On ne saurait se limiter au seul domaine médico –social, celui qui est le plus sensible à cette question et celui qui a le plus évolué sur ce sujet. Mondes de la santé, du social, de l’artisanat, du commerce, du transport, de la finance, de l’administration, de la sécurité, de la Justice, etc sont aussi confrontés à la relation avec la personne dépendante d’autrui ou aux capacités décisionnelles limitées. Des formations sur cette relation et cette responsabilité commencent heureusement à voir le jour dans tous ces domaines, immense chantier.
4 ) LE SILENCE
Le silence est un élément clé retrouvé dans toutes les études sur la maltraitance et dans tout les pays. Vaincre le tabou est un slogan de certaines études internationales. Ce silence s’explique à tous les niveaux et tout y conduit.

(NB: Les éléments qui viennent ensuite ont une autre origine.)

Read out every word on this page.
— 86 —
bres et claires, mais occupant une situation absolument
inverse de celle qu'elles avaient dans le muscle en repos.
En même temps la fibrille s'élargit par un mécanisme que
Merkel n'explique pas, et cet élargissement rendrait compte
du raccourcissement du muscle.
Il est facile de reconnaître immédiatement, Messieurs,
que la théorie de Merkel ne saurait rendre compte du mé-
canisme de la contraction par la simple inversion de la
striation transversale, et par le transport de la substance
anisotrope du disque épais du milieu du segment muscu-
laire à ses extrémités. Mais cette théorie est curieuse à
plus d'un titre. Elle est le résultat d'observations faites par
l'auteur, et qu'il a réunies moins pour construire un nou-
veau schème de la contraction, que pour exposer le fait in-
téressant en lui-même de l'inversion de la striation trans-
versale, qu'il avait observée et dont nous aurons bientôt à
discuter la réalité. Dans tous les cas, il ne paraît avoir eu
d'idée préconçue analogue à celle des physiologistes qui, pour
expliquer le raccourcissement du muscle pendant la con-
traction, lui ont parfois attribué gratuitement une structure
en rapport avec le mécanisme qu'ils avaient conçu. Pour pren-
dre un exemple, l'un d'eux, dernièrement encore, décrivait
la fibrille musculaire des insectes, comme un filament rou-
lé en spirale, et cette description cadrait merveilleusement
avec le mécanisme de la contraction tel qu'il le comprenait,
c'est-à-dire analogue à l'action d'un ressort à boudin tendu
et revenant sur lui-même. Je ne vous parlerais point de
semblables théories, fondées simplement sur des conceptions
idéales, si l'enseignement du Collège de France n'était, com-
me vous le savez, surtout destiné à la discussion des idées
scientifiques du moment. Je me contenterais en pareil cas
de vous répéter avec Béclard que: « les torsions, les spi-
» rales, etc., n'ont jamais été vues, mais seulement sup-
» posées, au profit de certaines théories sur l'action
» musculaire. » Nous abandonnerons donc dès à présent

La victime, souvent ne peut pas s’exprimer à cause de ses déficiences. Si elle peut parler, elle ne peut avoir accès à une écoute utile. Sous emprise, elle ne sait à qui s’adresser. Honteuse de ce qui lui arrive ou effrayée du risque de représailles (et avec raison), elle ne veut pas parler.
Le témoin ne sait pas forcément reconnaître la maltraitance, en particulier la négligence. Membre de la famille, il craindra de lui porter tort. Professionnel il craindra de porter atteinte au secret professionnel. La mauvaise figure du « délateur », le conflit de loyauté avec son employeur, les représailles du ou des auteurs et collègues, les sanctions de sa hiérarchie le feront reculer. Il ne sait où s’adresser en toute confiance sans s’exposer.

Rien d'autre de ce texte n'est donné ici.